Saturday, February 19, 2011

[Global Dollar Liquidity: +11.9%; Endogenous Liquidity Index: +24.9%; bullish]

Ben Bernanke on Global Imbalances (*). Overall, Mr. Bernanke aims to downplay the argument according to which QE is exacerbating competitiveness problems caused by hot money flows — particularly in emerging economies. Here's my takeaway:

. The cost of capital & property rights. Note the link: "... capital flows from emerging markets to advanced economies will tend to be directed to the safest and most liquid assets, of which, these researchers argue, there is a relative shortage in emerging markets."

. Global flows & changes in behavior. This is what Jacques Rueff had predicted all along: "The preference by so many investors for perceived safety created strong incentives for U.S. financial engineers to develop investment products that 'transformed' risky loans into highly rated securities. Remarkably, even though a large share of new U.S. mortgages during the housing boom were of weak credit quality, financial engineering resulted in the overwhelming share of private-label mortgage-related securities being rated AAA."

. The US's responsibility. "These findings are not to be read as assigning responsibility for the breakdown in U.S. financial intermediation to factors outside the United States. Instead, in analogy to the Asian crisis, the primary cause of the breakdown was the poor performance of the financial system and financial regulation in the country receiving the capital inflows, not the inflows themselves". Note the reference to "risk-management deficiencies among financial institutions". No checks and balances, baby!

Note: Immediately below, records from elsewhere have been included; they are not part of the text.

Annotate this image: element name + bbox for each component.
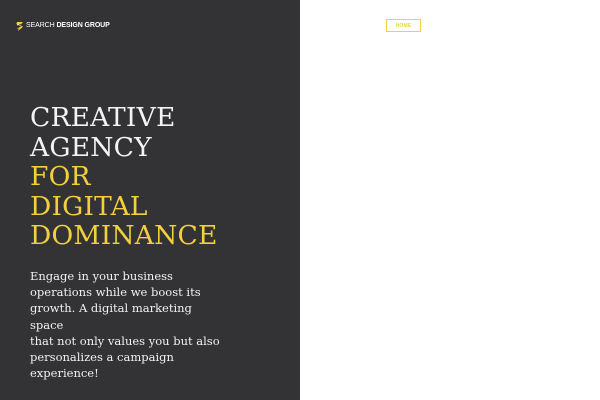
yellow-lightning-s-icon xyxy=(16,21,23,31)
logo-design-group-words: DESIGN GROUP xyxy=(56,22,110,29)
home-page: SEARCH DESIGN GROUP CREATIVE AGENCY FOR … xyxy=(0,0,600,400)
hero-heading-line-for: FOR xyxy=(30,161,91,192)
site-logo-text: SEARCH DESIGN GROUP xyxy=(26,21,110,31)
hero-heading-line-agency: AGENCY xyxy=(30,131,152,163)
hero-description: Engage in your business operations while… xyxy=(30,269,220,381)
site-logo-link[interactable]: SEARCH DESIGN GROUP xyxy=(16,21,110,31)
white-content-panel xyxy=(300,0,600,400)
logo-search-word: SEARCH xyxy=(26,22,55,29)
home-nav-button[interactable]: HOME xyxy=(386,19,421,32)
hero-heading-line-creative: CREATIVE xyxy=(30,102,176,133)
hero-heading-line-dominance: DOMINANCE xyxy=(30,220,218,251)
hero-heading: CREATIVE AGENCY FOR DIGITAL DOMINANCE xyxy=(30,103,218,251)
dark-hero-panel: SEARCH DESIGN GROUP CREATIVE AGENCY FOR … xyxy=(0,0,300,400)
hero-heading-line-digital: DIGITAL xyxy=(30,190,148,222)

. Argentina & Brazil. Although not explicitely named by Mr. Bernanke, these two countries provide a vivid illustration of the problems caused by sudden capital inflows: "The maintenance of undervalued currencies by some countries [read: Argentina] has contributed to a pattern of global spending that is unbalanced and unsustainable, as those countries that have allowed their exchange rates to be determined primarily by market forces [read: Brazil] have seen their competitiveness erode relative to countries that have intervened more aggressively in foreign exchange markets.

(*) Ben S. Bernanke: "Global Imbalances: Links to Economic and Financial Stability", At the Banque de France Financial Stability Review Launch Event, Paris, France, February 18, 2011.